Li, no Diário de Aveiro, que, no próximo dia 6 de Julho, ir-se-á
realizar mais uma edição da “Regata de Moliceiros
Torreira-Aveiro”, considerada como a principal atracção de
uma série de eventos gratuitos, com que se pretende celebrar a
Ria, os quais serão promovidos pelos onze municípios que
constituem a CIRA (Comissão Intermunicipal da Região de Aveiro).
Esta corrida é adjectivada como histórica, pelo jornalista,
classificação esta que, se atendermos a um critério, meramente,
cronológico, é bastante exagerada, porquanto, na qualidade de
funcionário da Comissão Municipal de Turismo de Aveiro, eu só
propus a sua realização há menos de cinquenta anos, tendo-a
organizado, integrada na “Festa da Ria”, até 1986.
Diga-se, de passagem, que a predita primeira Regata não teve
início na Torreira, mas em S. Jacinto, na pequena praia, junto
do Cais da Pedra, tendo sido aberta a mercantéis, para que
houvesse mais velas, logo mais beleza e consequente
espectacularidade, se bem que, e como é óbvio, as respectivas
classificações e prémios fossem independentes para as duas
classes de barcos.
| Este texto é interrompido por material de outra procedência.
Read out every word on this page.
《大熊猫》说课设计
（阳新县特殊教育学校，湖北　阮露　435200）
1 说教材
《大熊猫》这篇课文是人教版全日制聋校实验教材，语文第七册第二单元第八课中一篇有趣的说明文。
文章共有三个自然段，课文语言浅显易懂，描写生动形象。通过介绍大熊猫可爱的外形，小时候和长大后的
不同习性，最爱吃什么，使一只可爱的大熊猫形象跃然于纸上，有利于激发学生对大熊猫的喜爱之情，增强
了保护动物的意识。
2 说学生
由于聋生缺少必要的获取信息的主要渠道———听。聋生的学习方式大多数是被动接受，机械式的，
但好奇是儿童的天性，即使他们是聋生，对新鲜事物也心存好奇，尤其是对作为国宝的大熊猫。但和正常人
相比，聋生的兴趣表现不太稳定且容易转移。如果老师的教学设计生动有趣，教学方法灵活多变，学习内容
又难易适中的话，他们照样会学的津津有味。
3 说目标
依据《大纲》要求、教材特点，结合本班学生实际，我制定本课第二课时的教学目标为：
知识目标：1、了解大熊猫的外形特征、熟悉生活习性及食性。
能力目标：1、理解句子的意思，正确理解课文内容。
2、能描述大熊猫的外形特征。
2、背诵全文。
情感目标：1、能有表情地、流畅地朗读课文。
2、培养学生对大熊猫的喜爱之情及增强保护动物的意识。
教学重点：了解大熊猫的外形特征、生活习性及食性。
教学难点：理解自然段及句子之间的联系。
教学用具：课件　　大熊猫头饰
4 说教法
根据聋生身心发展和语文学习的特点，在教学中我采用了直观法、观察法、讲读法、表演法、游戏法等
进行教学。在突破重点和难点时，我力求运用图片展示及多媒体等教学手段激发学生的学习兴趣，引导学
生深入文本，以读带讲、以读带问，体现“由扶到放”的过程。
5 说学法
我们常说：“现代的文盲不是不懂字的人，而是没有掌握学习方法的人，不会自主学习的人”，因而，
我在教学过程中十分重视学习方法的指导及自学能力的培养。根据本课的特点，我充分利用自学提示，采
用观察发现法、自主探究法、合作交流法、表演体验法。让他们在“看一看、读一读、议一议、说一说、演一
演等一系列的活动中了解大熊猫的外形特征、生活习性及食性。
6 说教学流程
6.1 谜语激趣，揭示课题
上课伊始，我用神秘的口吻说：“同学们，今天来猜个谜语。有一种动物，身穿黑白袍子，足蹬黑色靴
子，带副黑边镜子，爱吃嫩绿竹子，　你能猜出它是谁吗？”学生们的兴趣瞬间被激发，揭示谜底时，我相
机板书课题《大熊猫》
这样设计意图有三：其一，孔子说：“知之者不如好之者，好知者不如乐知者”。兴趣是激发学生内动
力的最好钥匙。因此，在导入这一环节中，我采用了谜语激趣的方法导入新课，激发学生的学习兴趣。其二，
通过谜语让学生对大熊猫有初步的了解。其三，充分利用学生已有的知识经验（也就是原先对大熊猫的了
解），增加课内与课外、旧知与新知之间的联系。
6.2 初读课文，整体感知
Dado o êxito alcançado, sugeri que, nos anos
seguintes, a largada se efectuasse, mais a norte, na Torreira –
em pleno coração da zona do moliço, onde ainda havia, à época,
mais de uma centena e meia de barcos que se dedicavam à apanha
desse fertilizante orgânico, que transformou grandes extensões
de improdutivos terrenos arenosos em ubérrimos campos agrícolas
– pretendendo, com esta mudança, proporcionar, aos fotógrafos e
cineastas, amadores e profissionais, mais 8 quilómetros de
estrada ou correspondentes milhas marítimas, donde tivessem a
possibilidade de realizar fotos e filmes que poderiam vir a
constituir óptimos documentos promocionais para a nossa Ria,
hipótese esta que veio a resultar em pleno.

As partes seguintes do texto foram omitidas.